Analytics vendors like the commercial potential of R. Teradata is set to become the latest to make a play for users of this popular open-source tool.

Teradata will join the growing list of analytics vendors offering software based on the R programming language

with a new interface for its Aster database.

Teradata Aster R, to be released by the end of this year, will enable customers to use the R language to access and run jobs against data in the Aster database. It will be free for Aster customers.

The new software will integrate with Aster through Teradata's SNAP Framework, which already supports other query languages like SQL and MapReduce.

With the announcement, Teradata joins other vendors such as IBM SPSS, Oracle, SAS and StatSoft, which have all released their own interpretations of the open-source R programming language. These commercial versions must solve two inherent problems with open-source R. First, R runs on a single computer, so it is limited by that machine's processing power and can lead to long job times. Second, it processes jobs in-memory, so it can only handle small data volumes.
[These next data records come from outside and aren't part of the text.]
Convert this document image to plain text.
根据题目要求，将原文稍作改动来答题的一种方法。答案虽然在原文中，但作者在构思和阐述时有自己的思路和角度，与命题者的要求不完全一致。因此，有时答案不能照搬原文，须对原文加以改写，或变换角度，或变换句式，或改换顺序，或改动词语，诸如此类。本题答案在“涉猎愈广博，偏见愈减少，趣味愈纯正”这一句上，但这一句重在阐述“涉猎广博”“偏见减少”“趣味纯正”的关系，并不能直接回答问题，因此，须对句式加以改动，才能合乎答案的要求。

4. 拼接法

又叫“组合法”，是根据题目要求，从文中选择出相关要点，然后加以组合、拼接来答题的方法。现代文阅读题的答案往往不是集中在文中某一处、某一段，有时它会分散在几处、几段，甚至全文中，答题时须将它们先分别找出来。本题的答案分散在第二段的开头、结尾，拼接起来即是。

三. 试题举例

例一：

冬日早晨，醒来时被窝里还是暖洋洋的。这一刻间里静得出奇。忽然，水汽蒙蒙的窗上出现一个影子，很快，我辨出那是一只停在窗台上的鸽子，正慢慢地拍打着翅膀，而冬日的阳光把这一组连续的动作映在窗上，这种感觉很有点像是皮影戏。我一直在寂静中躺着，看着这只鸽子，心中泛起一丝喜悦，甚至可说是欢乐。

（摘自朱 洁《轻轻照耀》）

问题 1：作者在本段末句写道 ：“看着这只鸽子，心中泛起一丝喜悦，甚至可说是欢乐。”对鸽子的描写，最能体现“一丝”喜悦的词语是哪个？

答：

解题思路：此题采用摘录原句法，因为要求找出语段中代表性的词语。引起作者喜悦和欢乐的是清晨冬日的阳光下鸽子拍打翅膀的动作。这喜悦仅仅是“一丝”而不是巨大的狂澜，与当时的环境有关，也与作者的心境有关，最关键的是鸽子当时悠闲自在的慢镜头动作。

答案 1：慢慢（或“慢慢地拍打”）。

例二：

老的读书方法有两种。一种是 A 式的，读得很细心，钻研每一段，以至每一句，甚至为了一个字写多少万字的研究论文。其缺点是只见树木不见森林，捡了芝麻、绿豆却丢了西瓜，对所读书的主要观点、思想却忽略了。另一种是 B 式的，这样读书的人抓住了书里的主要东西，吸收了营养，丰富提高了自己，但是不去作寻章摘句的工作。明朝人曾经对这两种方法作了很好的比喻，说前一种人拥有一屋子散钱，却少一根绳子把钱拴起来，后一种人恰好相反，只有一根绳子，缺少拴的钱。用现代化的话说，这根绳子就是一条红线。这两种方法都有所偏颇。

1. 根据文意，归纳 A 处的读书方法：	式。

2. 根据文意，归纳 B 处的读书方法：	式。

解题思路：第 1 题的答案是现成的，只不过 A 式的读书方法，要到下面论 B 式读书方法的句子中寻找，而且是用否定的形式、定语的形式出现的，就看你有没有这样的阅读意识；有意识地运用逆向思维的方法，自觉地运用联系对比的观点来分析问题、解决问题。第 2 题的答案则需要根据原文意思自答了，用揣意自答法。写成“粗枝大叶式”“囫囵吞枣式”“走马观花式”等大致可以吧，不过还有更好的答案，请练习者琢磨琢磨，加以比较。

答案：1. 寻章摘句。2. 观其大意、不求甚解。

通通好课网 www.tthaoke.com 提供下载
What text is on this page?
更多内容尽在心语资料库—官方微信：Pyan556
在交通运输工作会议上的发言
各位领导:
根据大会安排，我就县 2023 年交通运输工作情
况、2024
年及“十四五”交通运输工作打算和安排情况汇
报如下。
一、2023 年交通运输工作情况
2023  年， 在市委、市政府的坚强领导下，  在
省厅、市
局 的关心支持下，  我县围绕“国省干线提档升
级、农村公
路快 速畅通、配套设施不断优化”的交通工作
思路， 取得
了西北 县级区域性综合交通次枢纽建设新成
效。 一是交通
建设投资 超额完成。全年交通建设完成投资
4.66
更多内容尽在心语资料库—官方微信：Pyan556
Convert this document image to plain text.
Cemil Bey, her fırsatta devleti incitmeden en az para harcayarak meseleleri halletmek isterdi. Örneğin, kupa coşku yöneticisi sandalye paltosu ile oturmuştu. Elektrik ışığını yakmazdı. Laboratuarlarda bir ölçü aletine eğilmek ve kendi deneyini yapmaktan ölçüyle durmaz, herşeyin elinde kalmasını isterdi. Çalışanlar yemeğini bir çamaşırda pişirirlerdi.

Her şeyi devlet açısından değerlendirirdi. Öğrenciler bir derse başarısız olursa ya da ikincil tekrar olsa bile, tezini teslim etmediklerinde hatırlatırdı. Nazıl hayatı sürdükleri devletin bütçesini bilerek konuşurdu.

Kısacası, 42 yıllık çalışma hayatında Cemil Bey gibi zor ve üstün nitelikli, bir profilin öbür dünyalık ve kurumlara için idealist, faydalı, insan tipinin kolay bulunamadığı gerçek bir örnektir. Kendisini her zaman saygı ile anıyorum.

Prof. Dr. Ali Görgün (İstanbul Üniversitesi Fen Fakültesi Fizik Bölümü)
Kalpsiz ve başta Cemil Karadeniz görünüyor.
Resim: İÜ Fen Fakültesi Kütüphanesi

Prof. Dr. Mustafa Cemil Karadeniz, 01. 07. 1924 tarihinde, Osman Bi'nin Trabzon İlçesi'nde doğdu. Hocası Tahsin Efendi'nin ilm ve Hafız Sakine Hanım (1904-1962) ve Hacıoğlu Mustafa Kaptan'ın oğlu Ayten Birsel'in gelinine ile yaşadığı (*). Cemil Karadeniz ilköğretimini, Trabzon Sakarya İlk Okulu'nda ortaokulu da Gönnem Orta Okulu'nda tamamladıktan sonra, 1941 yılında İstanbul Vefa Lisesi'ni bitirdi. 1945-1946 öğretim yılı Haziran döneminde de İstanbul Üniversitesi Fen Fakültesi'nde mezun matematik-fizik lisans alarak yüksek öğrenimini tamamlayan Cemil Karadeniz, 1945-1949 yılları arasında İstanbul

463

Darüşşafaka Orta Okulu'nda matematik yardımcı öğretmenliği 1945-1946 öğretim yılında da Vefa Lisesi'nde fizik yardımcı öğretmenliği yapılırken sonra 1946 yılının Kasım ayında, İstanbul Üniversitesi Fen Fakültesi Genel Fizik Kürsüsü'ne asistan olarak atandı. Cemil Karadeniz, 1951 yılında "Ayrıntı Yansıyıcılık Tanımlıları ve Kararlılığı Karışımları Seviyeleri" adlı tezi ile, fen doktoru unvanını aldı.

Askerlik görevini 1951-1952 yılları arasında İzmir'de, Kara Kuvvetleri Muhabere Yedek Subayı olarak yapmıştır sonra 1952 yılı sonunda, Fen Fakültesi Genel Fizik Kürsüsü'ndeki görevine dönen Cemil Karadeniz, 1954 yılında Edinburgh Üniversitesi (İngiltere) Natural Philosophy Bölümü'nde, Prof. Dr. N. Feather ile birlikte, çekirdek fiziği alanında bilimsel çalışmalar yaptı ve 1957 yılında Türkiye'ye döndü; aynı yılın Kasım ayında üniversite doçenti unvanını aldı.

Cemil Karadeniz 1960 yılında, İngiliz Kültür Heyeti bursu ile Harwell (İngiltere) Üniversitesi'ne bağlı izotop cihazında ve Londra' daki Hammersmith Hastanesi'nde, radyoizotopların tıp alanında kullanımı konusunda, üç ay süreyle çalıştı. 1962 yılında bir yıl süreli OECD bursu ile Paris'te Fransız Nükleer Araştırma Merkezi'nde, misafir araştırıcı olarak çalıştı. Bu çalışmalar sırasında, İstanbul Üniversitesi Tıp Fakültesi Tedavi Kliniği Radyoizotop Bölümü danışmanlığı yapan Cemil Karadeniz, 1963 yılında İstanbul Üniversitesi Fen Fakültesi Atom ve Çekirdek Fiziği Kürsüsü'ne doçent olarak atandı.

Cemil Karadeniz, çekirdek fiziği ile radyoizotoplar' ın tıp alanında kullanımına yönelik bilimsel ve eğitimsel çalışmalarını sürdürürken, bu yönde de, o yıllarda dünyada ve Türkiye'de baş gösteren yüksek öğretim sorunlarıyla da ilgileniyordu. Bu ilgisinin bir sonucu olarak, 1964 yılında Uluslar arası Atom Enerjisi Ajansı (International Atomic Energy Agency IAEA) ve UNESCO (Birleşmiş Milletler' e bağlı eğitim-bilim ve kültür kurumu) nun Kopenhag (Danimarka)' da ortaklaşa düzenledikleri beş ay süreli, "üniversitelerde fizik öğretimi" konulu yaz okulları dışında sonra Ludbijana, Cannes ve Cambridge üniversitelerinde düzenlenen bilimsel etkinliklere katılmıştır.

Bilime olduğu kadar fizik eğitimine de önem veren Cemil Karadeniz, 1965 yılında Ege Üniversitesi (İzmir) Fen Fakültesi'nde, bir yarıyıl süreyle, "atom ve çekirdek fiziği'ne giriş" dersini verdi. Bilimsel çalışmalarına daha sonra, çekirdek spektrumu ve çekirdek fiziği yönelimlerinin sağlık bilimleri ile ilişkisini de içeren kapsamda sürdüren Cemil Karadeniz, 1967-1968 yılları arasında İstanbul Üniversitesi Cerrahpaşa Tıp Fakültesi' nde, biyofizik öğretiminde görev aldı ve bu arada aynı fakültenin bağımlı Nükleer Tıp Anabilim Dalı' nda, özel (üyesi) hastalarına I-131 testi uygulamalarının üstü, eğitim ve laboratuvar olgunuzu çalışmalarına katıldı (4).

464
Teradata Aster R solves these problems by processing jobs across a distributed database setup. This enhances processing power and removes limits on data volume. This processing happens in-database, rather than in-memory.

Arlene Zaima, a Teradata product marketing manager, said the company took on R because there are so many users. It is one of the primary programming languages statisticians and data scientists learn in school, so there is a large community of users. A recent survey from an online data science community showed that R is the second-most commonly used analytics tool, behind only software from Cambridge Massachusetts-based vendor RapidMiner. A total of 38.5% of the 3,000 data scientists who responded said they use R.

Additionally, Zaima said Teradata was seeing existing customers using open-source R in commercial applications at small scales.

"We're seeing great adoption of open-source R but we all understand that it was designed essentially for research in academia where they're not processing massive amounts of data like we are in the business world," Zaima said.